GWSS and History Professor Elizabeth Heineman has received an Arts and Humanities Initiative 2020-20201 Grant for her project Children, Transported.

Given by the Office of the Vice President for Research, AHI grants are available for humanities scholarship and work in the creative, visual, and performing arts.

Description of Prof. Heineman's project:

As we ponder the impact of family separation in the course of migration today, older histories of family separation can give us insight into the longer-term consequences. Between December 1938 and August 1939, 10,000 German-Jewish children sailed to Britain with the “Kindertransport,” or Children’s Transport. The immediate impetus was the “Night of Broken Glass” of November 9-10, 1938, in which Nazi agents burned synagogues, vandalized Jewish property, beat Jews, and interned 30,000 Jewish men in concentration camp.

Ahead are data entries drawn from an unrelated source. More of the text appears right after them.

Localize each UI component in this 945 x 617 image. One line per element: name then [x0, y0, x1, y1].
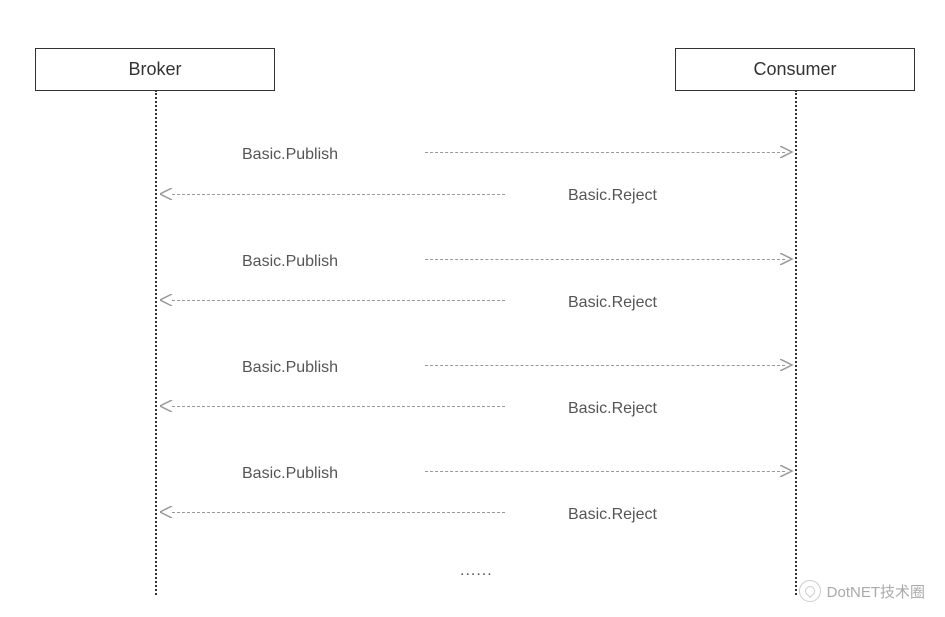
- sequence-diagram: Broker Consumer Basic.Publish Basic.Reje…: [0, 0, 945, 617]
- msg-reject: Basic.Reject: [568, 506, 657, 524]
- participant-broker: Broker: [35, 48, 275, 91]
- watermark-text: DotNET技术圈: [827, 581, 925, 602]
- participant-label: Consumer: [753, 59, 836, 79]
- arrow-right: [425, 259, 785, 260]
- lifeline-consumer: [795, 90, 797, 595]
- arrowhead-right-icon: [780, 146, 794, 158]
- arrow-right: [425, 365, 785, 366]
- msg-reject: Basic.Reject: [568, 187, 657, 205]
- participant-label: Broker: [128, 59, 181, 79]
- arrow-right: [425, 471, 785, 472]
- lifeline-broker: [155, 90, 157, 595]
- msg-publish: Basic.Publish: [242, 359, 338, 377]
- arrowhead-left-icon: [160, 506, 174, 518]
- wechat-icon: [799, 580, 821, 602]
- arrowhead-left-icon: [160, 294, 174, 306]
- arrow-right: [425, 152, 785, 153]
- msg-publish: Basic.Publish: [242, 465, 338, 483]
- msg-reject: Basic.Reject: [568, 294, 657, 312]
- watermark: DotNET技术圈: [799, 580, 925, 602]
- arrow-left: [172, 512, 505, 513]
- participant-consumer: Consumer: [675, 48, 915, 91]
- arrow-left: [172, 194, 505, 195]
- continuation-dots: ......: [460, 562, 493, 580]
- arrowhead-left-icon: [160, 400, 174, 412]
- arrow-left: [172, 406, 505, 407]
- arrowhead-right-icon: [780, 253, 794, 265]
- msg-publish: Basic.Publish: [242, 253, 338, 271]
- arrowhead-right-icon: [780, 465, 794, 477]
- msg-reject: Basic.Reject: [568, 400, 657, 418]
- arrowhead-left-icon: [160, 188, 174, 200]
- arrow-left: [172, 300, 505, 301]
- msg-publish: Basic.Publish: [242, 146, 338, 164]
- arrowhead-right-icon: [780, 359, 794, 371]
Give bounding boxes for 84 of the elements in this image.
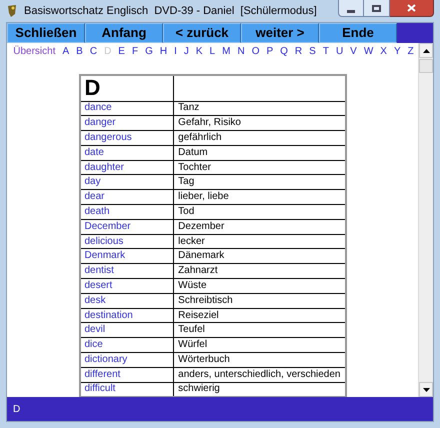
- scroll-up-button[interactable]: [419, 43, 433, 58]
- letter-link[interactable]: F: [132, 44, 138, 59]
- letter-link[interactable]: G: [145, 44, 153, 59]
- window-title: Basiswortschatz Englisch DVD-39 - Daniel [Schülermodus]: [24, 4, 317, 19]
- word-link[interactable]: daughter: [80, 160, 174, 175]
- scroll-thumb[interactable]: [419, 59, 433, 73]
- letter-link[interactable]: B: [76, 44, 83, 59]
- letter-link[interactable]: N: [237, 44, 245, 59]
- status-text: D: [13, 402, 20, 416]
- word-link[interactable]: desk: [80, 293, 174, 308]
- letter-link[interactable]: Z: [408, 44, 414, 59]
- word-link[interactable]: desert: [80, 278, 174, 294]
- table-cell: Dezember: [174, 219, 346, 234]
- table-cell: lieber, liebe: [174, 190, 346, 205]
- word-link[interactable]: Denmark: [80, 248, 174, 264]
- word-link[interactable]: different: [80, 367, 174, 382]
- letter-link[interactable]: Übersicht: [13, 44, 56, 59]
- close-button[interactable]: [390, 0, 434, 17]
- letter-link[interactable]: Q: [280, 44, 288, 59]
- down-arrow-icon: [422, 388, 430, 392]
- table-cell: anders, unterschiedlich, verschieden: [174, 367, 346, 382]
- letter-link[interactable]: L: [210, 44, 216, 59]
- table-cell: Dänemark: [174, 248, 346, 264]
- maximize-icon: [372, 4, 381, 12]
- minimize-button[interactable]: [338, 0, 364, 17]
- letter-link[interactable]: I: [174, 44, 177, 59]
- letter-link[interactable]: Y: [394, 44, 401, 59]
- maximize-button[interactable]: [364, 0, 390, 17]
- word-link[interactable]: death: [80, 204, 174, 220]
- table-cell: Zahnarzt: [174, 264, 346, 279]
- table-heading: D: [80, 75, 174, 101]
- word-link[interactable]: delicious: [80, 234, 174, 249]
- table-cell: Tochter: [174, 160, 346, 175]
- table-cell: Gefahr, Risiko: [174, 116, 346, 131]
- toolbar-button[interactable]: Anfang: [85, 23, 163, 43]
- scroll-down-button[interactable]: [419, 382, 433, 397]
- letter-link[interactable]: U: [336, 44, 344, 59]
- toolbar-button[interactable]: weiter >: [241, 23, 319, 43]
- up-arrow-icon: [422, 48, 430, 52]
- letter-link[interactable]: V: [350, 44, 357, 59]
- toolbar-button[interactable]: Ende: [319, 23, 397, 43]
- table-cell: lecker: [174, 234, 346, 249]
- letter-link[interactable]: O: [252, 44, 260, 59]
- scrollbar[interactable]: [418, 43, 433, 397]
- letter-link[interactable]: K: [196, 44, 203, 59]
- word-link[interactable]: danger: [80, 116, 174, 131]
- letter-link[interactable]: A: [62, 44, 70, 59]
- word-link[interactable]: dice: [80, 338, 174, 353]
- table-cell: Datum: [174, 145, 346, 160]
- letter-link[interactable]: W: [364, 44, 374, 59]
- letter-link[interactable]: X: [380, 44, 387, 59]
- word-link[interactable]: devil: [80, 322, 174, 338]
- word-link[interactable]: dear: [80, 190, 174, 205]
- table-cell: Wüste: [174, 278, 346, 294]
- table-cell: Wörterbuch: [174, 352, 346, 368]
- table-cell: Tanz: [174, 101, 346, 116]
- table-cell: gefährlich: [174, 130, 346, 146]
- word-link[interactable]: dance: [80, 101, 174, 116]
- letter-link[interactable]: E: [118, 44, 125, 59]
- toolbar-button[interactable]: < zurück: [163, 23, 241, 43]
- word-link[interactable]: dangerous: [80, 130, 174, 146]
- table-cell: Teufel: [174, 322, 346, 338]
- table-cell: Tag: [174, 174, 346, 190]
- letter-link[interactable]: C: [90, 44, 98, 59]
- letter-link[interactable]: J: [184, 44, 189, 59]
- letter-link[interactable]: S: [309, 44, 316, 59]
- table-cell: Würfel: [174, 338, 346, 353]
- word-link[interactable]: day: [80, 174, 174, 190]
- letter-link[interactable]: H: [160, 44, 168, 59]
- letter-link[interactable]: T: [322, 44, 329, 59]
- word-link[interactable]: dictionary: [80, 352, 174, 368]
- letter-link[interactable]: M: [222, 44, 230, 59]
- word-link[interactable]: dentist: [80, 264, 174, 279]
- toolbar-button[interactable]: Schließen: [7, 23, 85, 43]
- letter-link[interactable]: R: [294, 44, 302, 59]
- table-cell: Reiseziel: [174, 308, 346, 323]
- word-link[interactable]: date: [80, 145, 174, 160]
- letter-link[interactable]: P: [266, 44, 274, 59]
- minimize-icon: [347, 10, 355, 12]
- table-cell: Schreibtisch: [174, 293, 346, 308]
- word-link[interactable]: December: [80, 219, 174, 234]
- table-cell: Tod: [174, 204, 346, 220]
- word-link[interactable]: destination: [80, 308, 174, 323]
- close-icon: [407, 4, 416, 12]
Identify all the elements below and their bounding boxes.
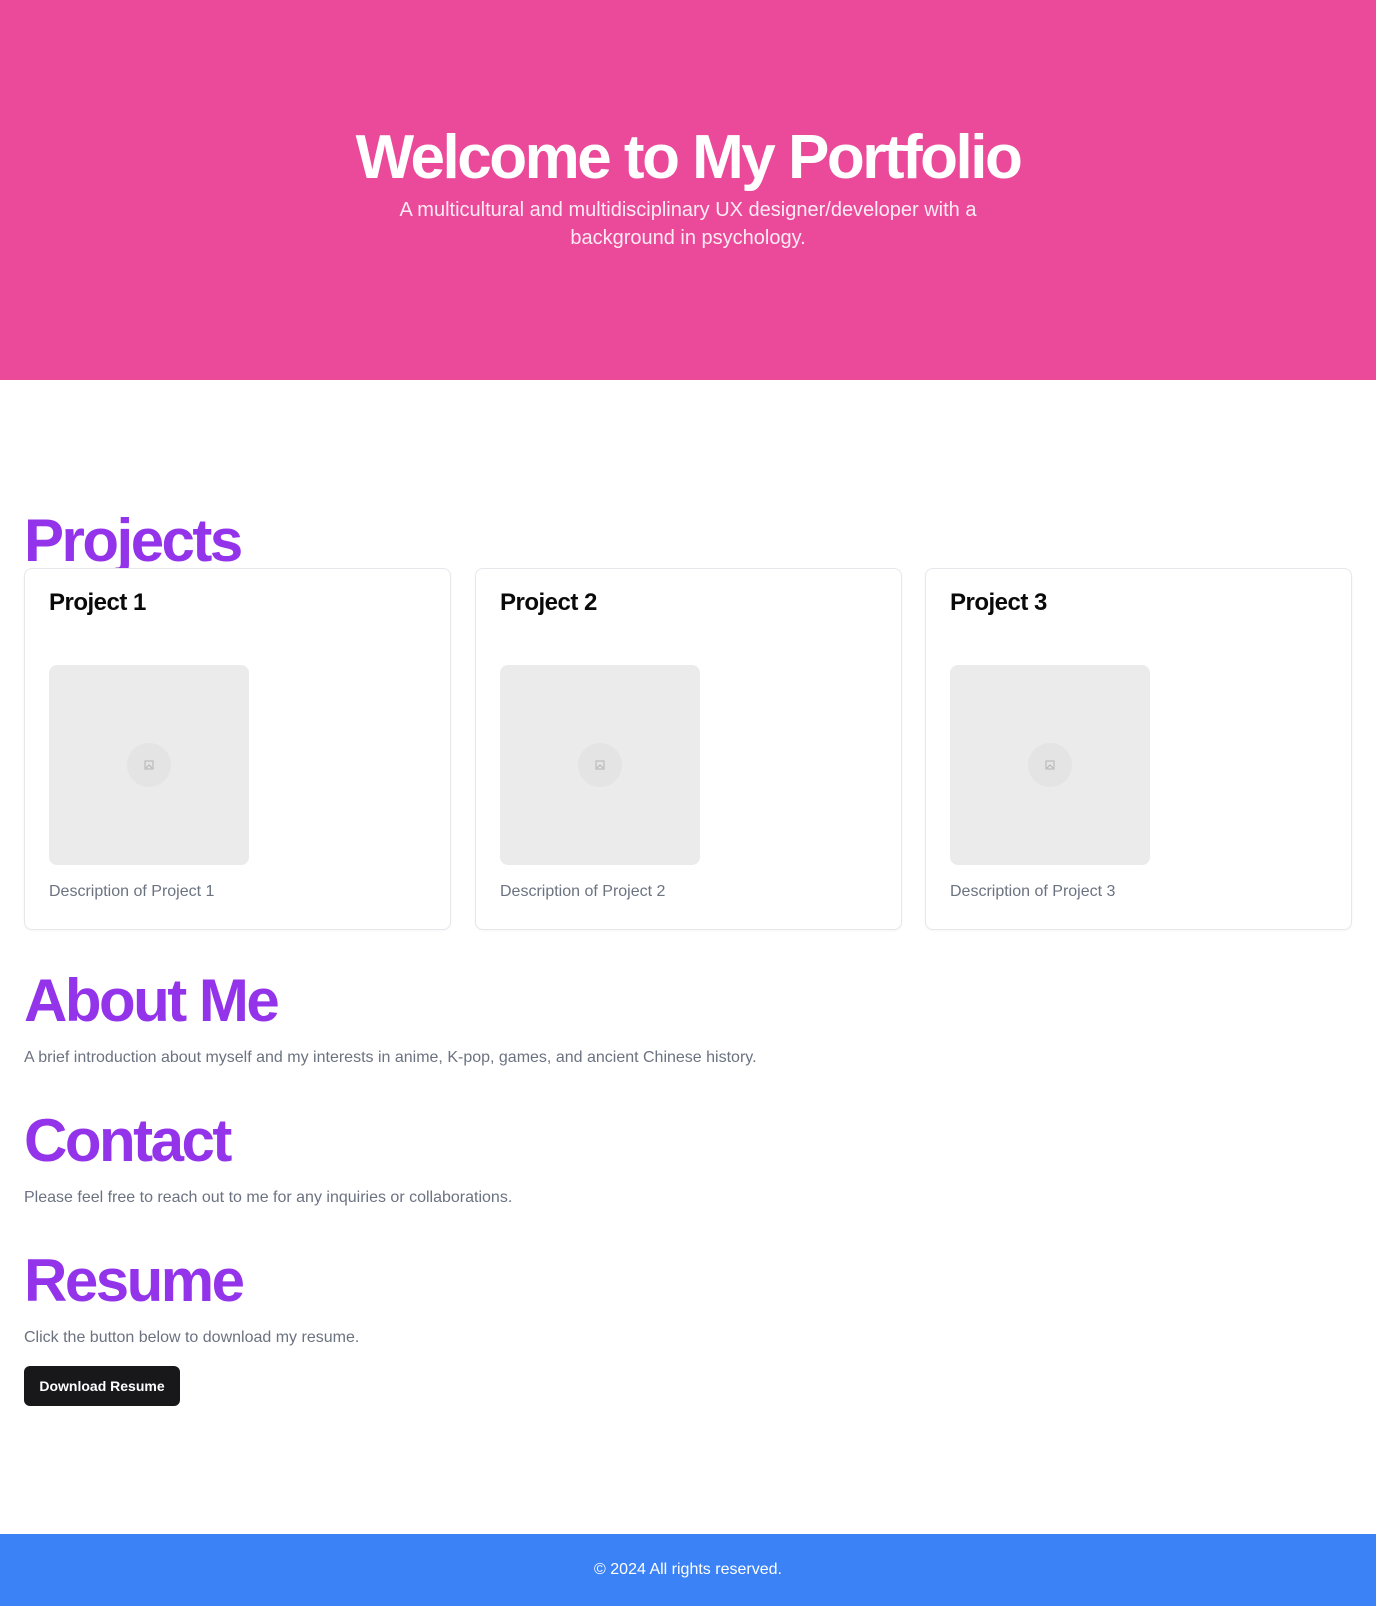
- hero-banner: Welcome to My Portfolio A multicultural …: [0, 0, 1376, 380]
- download-resume-button[interactable]: Download Resume: [24, 1366, 180, 1406]
- contact-text: Please feel free to reach out to me for …: [24, 1189, 513, 1206]
- project-description: Description of Project 3: [950, 883, 1116, 900]
- contact-heading: Contact: [24, 1107, 232, 1174]
- footer-copyright: © 2024 All rights reserved.: [594, 1561, 782, 1578]
- project-title: Project 2: [500, 589, 597, 616]
- project-image: [950, 665, 1150, 865]
- footer: © 2024 All rights reserved.: [0, 1534, 1376, 1606]
- project-card-3[interactable]: Project 3 Description of Project 3: [925, 568, 1352, 930]
- project-title: Project 1: [49, 589, 146, 616]
- project-image: [500, 665, 700, 865]
- image-placeholder-icon: [1028, 743, 1072, 787]
- resume-heading: Resume: [24, 1247, 245, 1314]
- project-description: Description of Project 2: [500, 883, 666, 900]
- hero-subtitle: A multicultural and multidisciplinary UX…: [399, 199, 977, 249]
- about-text: A brief introduction about myself and my…: [24, 1049, 757, 1066]
- projects-heading: Projects: [24, 507, 243, 574]
- project-description: Description of Project 1: [49, 883, 215, 900]
- project-card-1[interactable]: Project 1 Description of Project 1: [24, 568, 451, 930]
- image-placeholder-icon: [127, 743, 171, 787]
- project-card-2[interactable]: Project 2 Description of Project 2: [475, 568, 902, 930]
- resume-text: Click the button below to download my re…: [24, 1329, 360, 1346]
- about-heading: About Me: [24, 967, 280, 1034]
- image-placeholder-icon: [578, 743, 622, 787]
- project-title: Project 3: [950, 589, 1047, 616]
- project-image: [49, 665, 249, 865]
- hero-title: Welcome to My Portfolio: [355, 123, 1023, 192]
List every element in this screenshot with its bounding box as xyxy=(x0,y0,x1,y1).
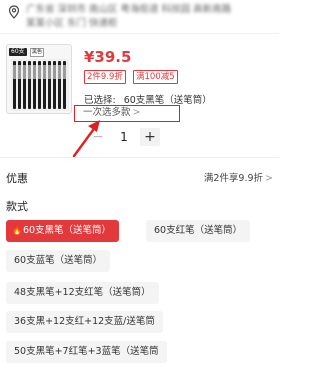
style-option[interactable]: 36支黑+12支红+12支蓝/送笔筒 xyxy=(6,311,163,333)
hot-flame-icon: 🔥 xyxy=(12,226,22,235)
style-option[interactable]: 60支蓝笔（送笔筒） xyxy=(6,250,111,272)
address-bar[interactable]: 广东省 深圳市 南山区 粤海街道 科技园 高新南路 某某小区 东门 快递柜 xyxy=(0,0,279,34)
location-pin-icon xyxy=(8,5,20,19)
multi-select-label: 一次选多款 xyxy=(83,107,131,118)
thumbnail-color-tag: 黑色 xyxy=(30,48,45,57)
promo-label: 优惠 xyxy=(6,172,28,185)
address-line-1: 广东省 深圳市 南山区 粤海街道 科技园 高新南路 xyxy=(26,4,232,15)
style-option-selected[interactable]: 🔥60支黑笔（送笔筒） xyxy=(6,220,120,242)
product-thumbnail[interactable]: 60支 黑色 xyxy=(6,44,72,114)
selected-summary: 已选择: 60支黑笔（送笔筒） xyxy=(84,92,212,106)
thumbnail-count-tag: 60支 xyxy=(9,48,27,56)
discount-badge: 满100减5 xyxy=(133,70,178,84)
promo-value: 满2件享9.9折 xyxy=(203,173,264,184)
section-divider xyxy=(0,157,279,158)
promo-row[interactable]: 满2件享9.9折 > xyxy=(204,170,273,184)
style-section-label: 款式 xyxy=(6,200,28,213)
style-option[interactable]: 50支黑笔+7红笔+3蓝笔（送笔筒 xyxy=(6,341,167,363)
style-option-label: 60支黑笔（送笔筒） xyxy=(22,225,112,236)
product-price: ¥39.5 xyxy=(84,48,132,66)
decrease-quantity-button[interactable]: − xyxy=(90,130,106,144)
chevron-right-icon: > xyxy=(132,107,141,118)
chevron-right-icon: > xyxy=(265,173,273,184)
style-option[interactable]: 48支黑笔+12支红笔（送笔筒） xyxy=(6,282,159,304)
quantity-stepper[interactable]: − 1 + xyxy=(90,127,170,147)
address-line-2: 某某小区 东门 快递柜 xyxy=(26,18,118,29)
style-option[interactable]: 60支红笔（送笔筒） xyxy=(146,220,251,242)
pens-image xyxy=(11,59,69,111)
discount-badge: 2件9.9折 xyxy=(84,70,126,84)
increase-quantity-button[interactable]: + xyxy=(140,128,160,146)
quantity-value[interactable]: 1 xyxy=(116,129,132,145)
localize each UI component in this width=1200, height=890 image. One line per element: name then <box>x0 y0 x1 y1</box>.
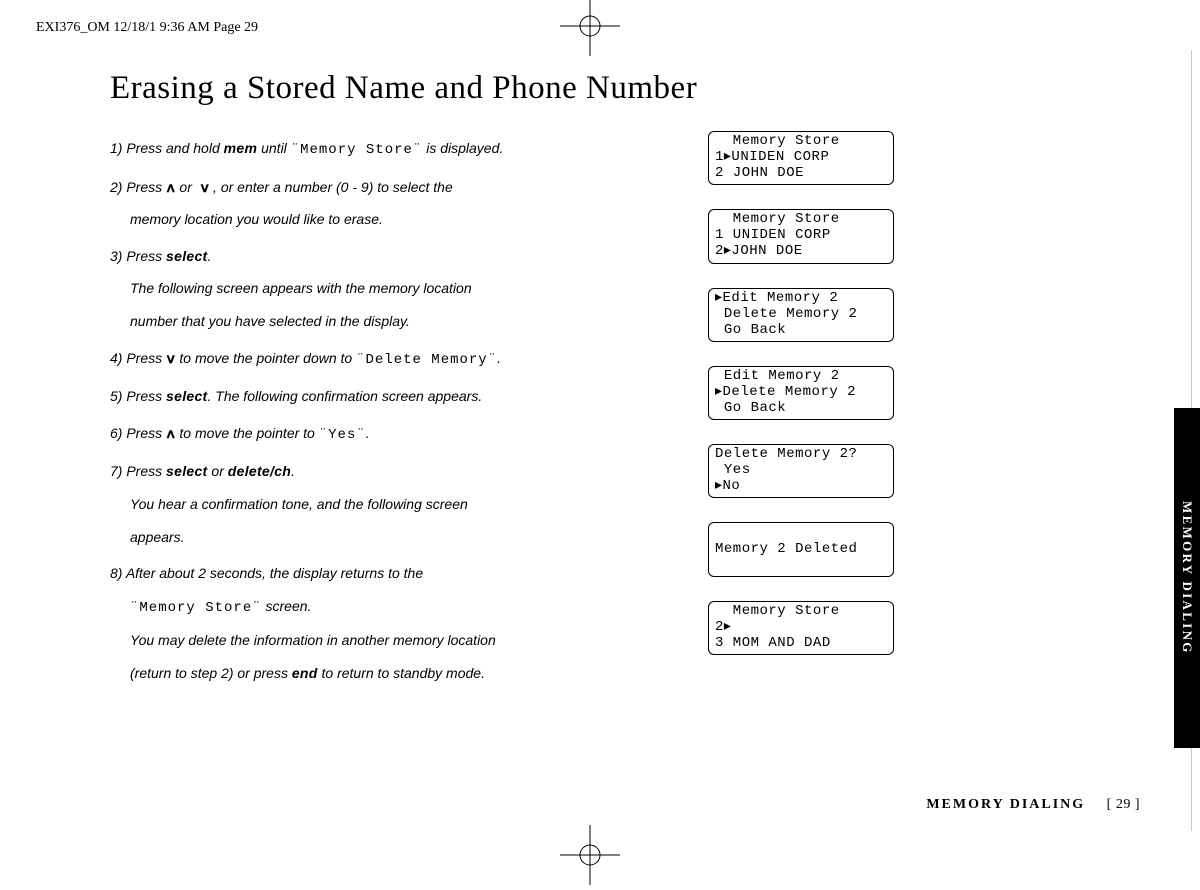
down-arrow-icon: ∨ <box>165 347 176 372</box>
instruction-list: 1) Press and hold mem until ¨Memory Stor… <box>110 135 678 697</box>
lcd-screens-column: Memory Store 1▸UNIDEN CORP 2 JOHN DOE Me… <box>708 131 894 697</box>
registration-mark-top <box>560 0 620 56</box>
text: . <box>291 463 295 479</box>
key-select: select <box>166 388 208 404</box>
text: (return to step 2) or press <box>130 665 292 681</box>
step-2: 2) Press ∧ or ∨ , or enter a number (0 -… <box>110 174 678 201</box>
step-3-sub2: number that you have selected in the dis… <box>130 308 678 335</box>
key-end: end <box>292 665 318 681</box>
running-footer: MEMORY DIALING [ 29 ] <box>926 797 1140 813</box>
text: to return to standby mode. <box>318 665 485 681</box>
step-8: 8) After about 2 seconds, the display re… <box>110 560 678 587</box>
text: screen. <box>262 598 312 614</box>
step-7: 7) Press select or delete/ch. <box>110 458 678 485</box>
text: 7) Press <box>110 463 166 479</box>
step-2-sub: memory location you would like to erase. <box>130 206 678 233</box>
page-content: Erasing a Stored Name and Phone Number 1… <box>110 70 1095 812</box>
text: 4) Press <box>110 350 166 366</box>
step-7-sub2: appears. <box>130 524 678 551</box>
text: . <box>497 350 501 366</box>
registration-mark-bottom <box>560 825 620 885</box>
text: , or enter a number (0 - 9) to select th… <box>209 179 453 195</box>
side-tab: MEMORY DIALING <box>1174 408 1200 748</box>
up-arrow-icon: ∧ <box>165 176 176 201</box>
step-8-sub1: ¨Memory Store¨ screen. <box>130 593 678 622</box>
text: 3) Press <box>110 248 166 264</box>
key-delete-ch: delete/ch <box>228 463 291 479</box>
step-8-sub2: You may delete the information in anothe… <box>130 627 678 654</box>
footer-page-number: [ 29 ] <box>1107 797 1140 812</box>
lcd-text: ¨Delete Memory¨ <box>356 352 497 368</box>
down-arrow-icon: ∨ <box>199 176 210 201</box>
lcd-screen-7: Memory Store 2▸ 3 MOM AND DAD <box>708 601 894 655</box>
text: . <box>366 425 370 441</box>
step-3-sub1: The following screen appears with the me… <box>130 275 678 302</box>
text: to move the pointer to <box>176 425 319 441</box>
text: 6) Press <box>110 425 166 441</box>
text: is displayed. <box>422 140 503 156</box>
text: 2) Press <box>110 179 166 195</box>
text: . <box>208 248 212 264</box>
step-4: 4) Press ∨ to move the pointer down to ¨… <box>110 345 678 374</box>
step-7-sub1: You hear a confirmation tone, and the fo… <box>130 491 678 518</box>
text: 1) Press and hold <box>110 140 224 156</box>
print-slug: EXI376_OM 12/18/1 9:36 AM Page 29 <box>36 20 258 36</box>
up-arrow-icon: ∧ <box>165 422 176 447</box>
key-select: select <box>166 248 208 264</box>
step-5: 5) Press select. The following confirmat… <box>110 383 678 410</box>
key-select: select <box>166 463 208 479</box>
step-1: 1) Press and hold mem until ¨Memory Stor… <box>110 135 678 164</box>
lcd-screen-1: Memory Store 1▸UNIDEN CORP 2 JOHN DOE <box>708 131 894 185</box>
text: or <box>176 179 196 195</box>
lcd-screen-5: Delete Memory 2? Yes ▸No <box>708 444 894 498</box>
lcd-screen-6: Memory 2 Deleted <box>708 522 894 576</box>
footer-section: MEMORY DIALING <box>926 797 1085 812</box>
text: or <box>208 463 228 479</box>
lcd-text: ¨Yes¨ <box>319 427 366 443</box>
text: . The following confirmation screen appe… <box>208 388 483 404</box>
text: 5) Press <box>110 388 166 404</box>
page-title: Erasing a Stored Name and Phone Number <box>110 70 1095 107</box>
step-8-sub3: (return to step 2) or press end to retur… <box>130 660 678 687</box>
step-6: 6) Press ∧ to move the pointer to ¨Yes¨. <box>110 420 678 449</box>
lcd-screen-3: ▸Edit Memory 2 Delete Memory 2 Go Back <box>708 288 894 342</box>
text: to move the pointer down to <box>176 350 357 366</box>
step-3: 3) Press select. <box>110 243 678 270</box>
lcd-text: ¨Memory Store¨ <box>291 142 423 158</box>
lcd-text: ¨Memory Store¨ <box>130 600 262 616</box>
lcd-screen-2: Memory Store 1 UNIDEN CORP 2▸JOHN DOE <box>708 209 894 263</box>
key-mem: mem <box>224 140 258 156</box>
lcd-screen-4: Edit Memory 2 ▸Delete Memory 2 Go Back <box>708 366 894 420</box>
text: until <box>257 140 290 156</box>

In response, Great Britain admitted Jewish children – under the condition that they leave their parents behind. Parents who never would have considered breaking up their families now took this desperate step. Few of the children saw their parents again. Two who did were my father and his brother. Far from a “happy ending,” reunion revealed that the family was irretrievably broken. Family members processed their trauma and adapted to their changed circumstances in ways that made communication impossible. I am completing a book entitled Children, Transported, which embeds the Kindertransport experience in a multi-generation family history. The AHI will support a research trip to Jerusalem as well as a short course in Talmud study in Chicago.